I see that kernel 3.11.8-200 has been released. Does it contain the bugfix which continues to work fine on my ASUS X202E? (I ask since I don't see it mentioned in http://koji.fedoraproject.org/koji/buildinfo?buildID=478117 ) Thanks again for the fix.
(In reply to markusN from comment #31) > I see that kernel 3.11.8-200 has been released. Does it contain the bugfix > which continues to work fine on my ASUS X202E? > > (I ask since I don't see it mentioned in > http://koji.fedoraproject.org/koji/buildinfo?buildID=478117 ) > > Thanks again for the fix. The last date on the changelog for link you give is Nov 13. The path was applied on Nov 18. See comment 29
kernel-3.11.9-300.fc20 has been submitted as an update for Fedora 20. https://admin.fedoraproject.org/updates/kernel-3.11.9-300.fc20
kernel-3.11.9-200.fc19 has been submitted as an update for Fedora 19. https://admin.fedoraproject.org/updates/kernel-3.11.9-200.fc19
kernel-3.11.9-100.fc18 has been submitted as an update for Fedora 18. https://admin.fedoraproject.org/updates/kernel-3.11.9-100.fc18
(In reply to Fedora Update System from comment #34) > kernel-3.11.9-200.fc19 has been submitted as an update for Fedora 19. > https://admin.fedoraproject.org/updates/kernel-3.11.9-200.fc19 Thanks, suspend/resume works with this kernel. I left stable karma.

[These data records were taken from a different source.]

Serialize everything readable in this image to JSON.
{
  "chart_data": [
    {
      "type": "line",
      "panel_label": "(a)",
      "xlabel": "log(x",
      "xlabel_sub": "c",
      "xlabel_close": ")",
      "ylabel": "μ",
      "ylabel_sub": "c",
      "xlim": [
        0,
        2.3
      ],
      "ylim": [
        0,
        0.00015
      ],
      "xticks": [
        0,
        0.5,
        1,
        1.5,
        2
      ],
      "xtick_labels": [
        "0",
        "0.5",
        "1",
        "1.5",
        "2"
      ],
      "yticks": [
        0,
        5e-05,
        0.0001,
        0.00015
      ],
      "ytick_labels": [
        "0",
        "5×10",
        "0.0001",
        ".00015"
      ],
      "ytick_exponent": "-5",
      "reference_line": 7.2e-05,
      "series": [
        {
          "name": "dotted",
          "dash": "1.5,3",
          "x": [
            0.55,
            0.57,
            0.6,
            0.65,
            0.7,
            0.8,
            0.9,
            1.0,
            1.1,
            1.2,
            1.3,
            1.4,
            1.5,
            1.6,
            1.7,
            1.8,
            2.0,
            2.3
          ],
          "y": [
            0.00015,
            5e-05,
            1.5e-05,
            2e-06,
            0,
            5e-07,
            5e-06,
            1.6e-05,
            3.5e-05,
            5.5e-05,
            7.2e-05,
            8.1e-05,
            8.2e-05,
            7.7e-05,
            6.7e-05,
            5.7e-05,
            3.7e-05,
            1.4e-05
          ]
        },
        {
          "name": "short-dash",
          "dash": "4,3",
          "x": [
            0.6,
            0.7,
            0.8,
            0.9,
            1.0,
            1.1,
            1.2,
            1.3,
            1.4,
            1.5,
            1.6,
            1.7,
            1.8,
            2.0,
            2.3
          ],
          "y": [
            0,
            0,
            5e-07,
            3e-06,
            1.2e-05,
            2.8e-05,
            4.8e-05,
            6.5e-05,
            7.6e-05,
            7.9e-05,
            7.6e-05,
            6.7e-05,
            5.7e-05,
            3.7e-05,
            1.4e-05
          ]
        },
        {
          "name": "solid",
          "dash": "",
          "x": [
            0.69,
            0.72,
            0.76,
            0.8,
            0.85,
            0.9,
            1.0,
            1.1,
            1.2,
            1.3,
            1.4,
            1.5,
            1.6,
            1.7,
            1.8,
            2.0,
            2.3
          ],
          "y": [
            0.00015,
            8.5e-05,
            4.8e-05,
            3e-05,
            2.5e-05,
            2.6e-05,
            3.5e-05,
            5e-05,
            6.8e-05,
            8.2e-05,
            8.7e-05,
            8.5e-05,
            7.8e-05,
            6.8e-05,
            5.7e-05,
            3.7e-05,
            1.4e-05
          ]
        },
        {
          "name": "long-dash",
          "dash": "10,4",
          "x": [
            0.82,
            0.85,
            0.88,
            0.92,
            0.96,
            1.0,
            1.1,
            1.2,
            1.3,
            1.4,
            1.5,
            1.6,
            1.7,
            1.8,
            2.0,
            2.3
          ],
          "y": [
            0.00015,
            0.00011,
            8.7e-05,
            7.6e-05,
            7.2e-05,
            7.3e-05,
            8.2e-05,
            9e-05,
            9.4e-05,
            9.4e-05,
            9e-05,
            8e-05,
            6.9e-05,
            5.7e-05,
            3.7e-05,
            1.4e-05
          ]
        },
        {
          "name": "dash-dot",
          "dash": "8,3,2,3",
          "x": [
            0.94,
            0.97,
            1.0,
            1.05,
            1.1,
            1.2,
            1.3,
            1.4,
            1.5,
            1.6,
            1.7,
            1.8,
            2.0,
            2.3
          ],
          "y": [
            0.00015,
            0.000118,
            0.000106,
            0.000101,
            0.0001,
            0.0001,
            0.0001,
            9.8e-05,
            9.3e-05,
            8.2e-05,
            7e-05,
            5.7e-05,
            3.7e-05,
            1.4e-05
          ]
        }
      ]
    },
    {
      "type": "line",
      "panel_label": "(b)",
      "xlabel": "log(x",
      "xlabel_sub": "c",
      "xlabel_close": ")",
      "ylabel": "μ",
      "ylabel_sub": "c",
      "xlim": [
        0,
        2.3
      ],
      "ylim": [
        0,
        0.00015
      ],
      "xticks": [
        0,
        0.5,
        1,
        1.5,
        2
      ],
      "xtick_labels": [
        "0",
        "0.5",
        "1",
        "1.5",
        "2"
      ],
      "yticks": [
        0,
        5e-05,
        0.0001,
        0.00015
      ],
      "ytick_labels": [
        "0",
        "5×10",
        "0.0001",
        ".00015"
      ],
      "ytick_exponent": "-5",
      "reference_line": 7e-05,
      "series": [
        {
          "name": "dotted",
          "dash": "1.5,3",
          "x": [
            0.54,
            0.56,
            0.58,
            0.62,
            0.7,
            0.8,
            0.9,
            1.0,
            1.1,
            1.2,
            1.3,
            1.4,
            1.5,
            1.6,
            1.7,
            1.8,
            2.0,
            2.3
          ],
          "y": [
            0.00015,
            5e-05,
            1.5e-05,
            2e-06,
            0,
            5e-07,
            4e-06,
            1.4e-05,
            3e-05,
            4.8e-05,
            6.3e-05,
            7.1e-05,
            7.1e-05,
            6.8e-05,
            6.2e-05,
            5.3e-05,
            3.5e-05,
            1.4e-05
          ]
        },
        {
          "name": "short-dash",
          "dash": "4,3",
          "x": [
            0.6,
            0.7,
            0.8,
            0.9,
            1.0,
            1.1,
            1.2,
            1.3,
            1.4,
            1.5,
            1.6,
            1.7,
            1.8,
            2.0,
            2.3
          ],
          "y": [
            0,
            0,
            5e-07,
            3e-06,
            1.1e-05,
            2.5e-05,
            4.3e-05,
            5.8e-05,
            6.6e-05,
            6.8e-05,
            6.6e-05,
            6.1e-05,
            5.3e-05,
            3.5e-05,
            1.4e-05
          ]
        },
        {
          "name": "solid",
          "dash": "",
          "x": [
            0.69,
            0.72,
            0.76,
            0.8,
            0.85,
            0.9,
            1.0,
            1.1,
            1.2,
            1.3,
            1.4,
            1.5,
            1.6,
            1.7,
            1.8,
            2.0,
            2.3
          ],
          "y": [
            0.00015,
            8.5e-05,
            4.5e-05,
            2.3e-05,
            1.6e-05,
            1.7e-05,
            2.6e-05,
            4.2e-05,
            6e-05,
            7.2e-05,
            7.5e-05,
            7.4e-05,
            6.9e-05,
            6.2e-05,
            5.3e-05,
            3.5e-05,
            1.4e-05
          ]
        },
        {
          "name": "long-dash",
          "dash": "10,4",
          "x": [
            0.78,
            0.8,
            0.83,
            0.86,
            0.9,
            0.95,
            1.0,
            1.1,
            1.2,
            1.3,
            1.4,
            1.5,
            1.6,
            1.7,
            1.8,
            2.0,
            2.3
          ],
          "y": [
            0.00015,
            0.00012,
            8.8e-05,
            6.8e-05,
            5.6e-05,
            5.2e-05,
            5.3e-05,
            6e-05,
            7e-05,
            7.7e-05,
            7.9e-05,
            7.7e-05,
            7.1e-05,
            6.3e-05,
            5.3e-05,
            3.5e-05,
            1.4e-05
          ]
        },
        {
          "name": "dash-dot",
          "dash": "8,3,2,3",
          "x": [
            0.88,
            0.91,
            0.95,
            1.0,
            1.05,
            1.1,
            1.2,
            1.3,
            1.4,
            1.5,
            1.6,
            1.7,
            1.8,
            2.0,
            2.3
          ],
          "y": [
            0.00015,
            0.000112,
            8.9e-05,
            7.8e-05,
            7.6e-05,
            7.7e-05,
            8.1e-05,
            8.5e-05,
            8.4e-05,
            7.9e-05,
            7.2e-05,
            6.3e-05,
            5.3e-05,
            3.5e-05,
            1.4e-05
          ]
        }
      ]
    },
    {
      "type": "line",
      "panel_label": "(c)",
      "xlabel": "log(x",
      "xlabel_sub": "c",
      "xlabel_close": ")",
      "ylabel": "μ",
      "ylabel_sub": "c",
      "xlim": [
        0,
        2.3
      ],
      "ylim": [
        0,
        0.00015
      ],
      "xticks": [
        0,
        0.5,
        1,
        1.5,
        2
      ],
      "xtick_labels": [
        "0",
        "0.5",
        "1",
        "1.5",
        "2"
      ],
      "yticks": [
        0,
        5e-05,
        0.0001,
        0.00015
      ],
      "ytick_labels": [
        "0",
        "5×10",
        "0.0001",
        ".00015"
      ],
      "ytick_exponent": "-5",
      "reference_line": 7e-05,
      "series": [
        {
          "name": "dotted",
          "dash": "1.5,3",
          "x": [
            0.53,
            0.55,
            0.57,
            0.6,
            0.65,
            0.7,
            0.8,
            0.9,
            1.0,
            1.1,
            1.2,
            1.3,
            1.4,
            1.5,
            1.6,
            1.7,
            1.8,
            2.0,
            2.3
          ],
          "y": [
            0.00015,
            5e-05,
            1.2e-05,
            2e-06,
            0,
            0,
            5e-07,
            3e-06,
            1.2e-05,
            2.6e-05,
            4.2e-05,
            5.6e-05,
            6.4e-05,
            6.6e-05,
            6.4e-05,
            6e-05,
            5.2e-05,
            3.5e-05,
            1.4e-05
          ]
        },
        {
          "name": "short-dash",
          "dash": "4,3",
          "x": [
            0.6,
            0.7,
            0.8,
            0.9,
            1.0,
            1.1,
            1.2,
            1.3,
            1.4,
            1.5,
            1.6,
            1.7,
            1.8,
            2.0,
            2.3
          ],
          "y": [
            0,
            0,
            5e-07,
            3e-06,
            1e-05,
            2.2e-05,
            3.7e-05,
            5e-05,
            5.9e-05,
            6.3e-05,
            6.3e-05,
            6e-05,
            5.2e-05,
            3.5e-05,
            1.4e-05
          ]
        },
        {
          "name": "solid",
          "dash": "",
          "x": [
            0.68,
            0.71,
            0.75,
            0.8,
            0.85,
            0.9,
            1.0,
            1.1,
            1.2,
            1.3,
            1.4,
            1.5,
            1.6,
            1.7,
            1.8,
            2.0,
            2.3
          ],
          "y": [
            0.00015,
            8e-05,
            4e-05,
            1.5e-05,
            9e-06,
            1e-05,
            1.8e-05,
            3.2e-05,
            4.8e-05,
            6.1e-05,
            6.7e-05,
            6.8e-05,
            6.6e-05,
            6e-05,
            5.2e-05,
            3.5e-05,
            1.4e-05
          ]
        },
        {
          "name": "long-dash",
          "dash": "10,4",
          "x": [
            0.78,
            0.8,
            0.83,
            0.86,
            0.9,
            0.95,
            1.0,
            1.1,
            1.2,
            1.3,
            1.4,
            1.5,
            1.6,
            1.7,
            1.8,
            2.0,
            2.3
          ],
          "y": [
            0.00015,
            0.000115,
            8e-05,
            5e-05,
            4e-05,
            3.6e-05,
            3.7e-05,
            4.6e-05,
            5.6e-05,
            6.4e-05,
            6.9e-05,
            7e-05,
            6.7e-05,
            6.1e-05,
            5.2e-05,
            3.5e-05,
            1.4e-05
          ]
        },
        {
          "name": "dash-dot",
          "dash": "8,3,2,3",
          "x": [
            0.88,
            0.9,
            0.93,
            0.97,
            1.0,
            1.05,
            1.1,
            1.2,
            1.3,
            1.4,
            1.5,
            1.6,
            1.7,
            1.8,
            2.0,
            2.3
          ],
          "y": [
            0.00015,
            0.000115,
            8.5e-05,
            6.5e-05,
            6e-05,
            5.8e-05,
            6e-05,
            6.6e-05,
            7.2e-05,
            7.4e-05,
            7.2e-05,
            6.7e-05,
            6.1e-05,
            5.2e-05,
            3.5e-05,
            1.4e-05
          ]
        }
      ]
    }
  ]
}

Package kernel-3.11.9-100.fc18: * should fix your issue, * was pushed to the Fedora 18 testing repository, * should be available at your local mirror within two days. Update it with: # su -c 'yum update --enablerepo=updates-testing kernel-3.11.9-100.fc18' as soon as you are able to, then reboot. Please go to the following url: https://admin.fedoraproject.org/updates/FEDORA-2013-21822/kernel-3.11.9-100.fc18 then log in and leave karma (feedback).
kernel-3.11.9-200.fc19 has been pushed to the Fedora 19 stable repository. If problems still persist, please make note of it in this bug report.
Installed the new kernel last night and this is the first morning in over a week that I've not had to do a reboot. THANK YOU!!!!!!!
kernel-3.11.9-300.fc20 has been pushed to the Fedora 20 stable repository. If problems still persist, please make note of it in this bug report.
kernel-3.11.9-100.fc18 has been pushed to the Fedora 18 stable repository. If problems still persist, please make note of it in this bug report.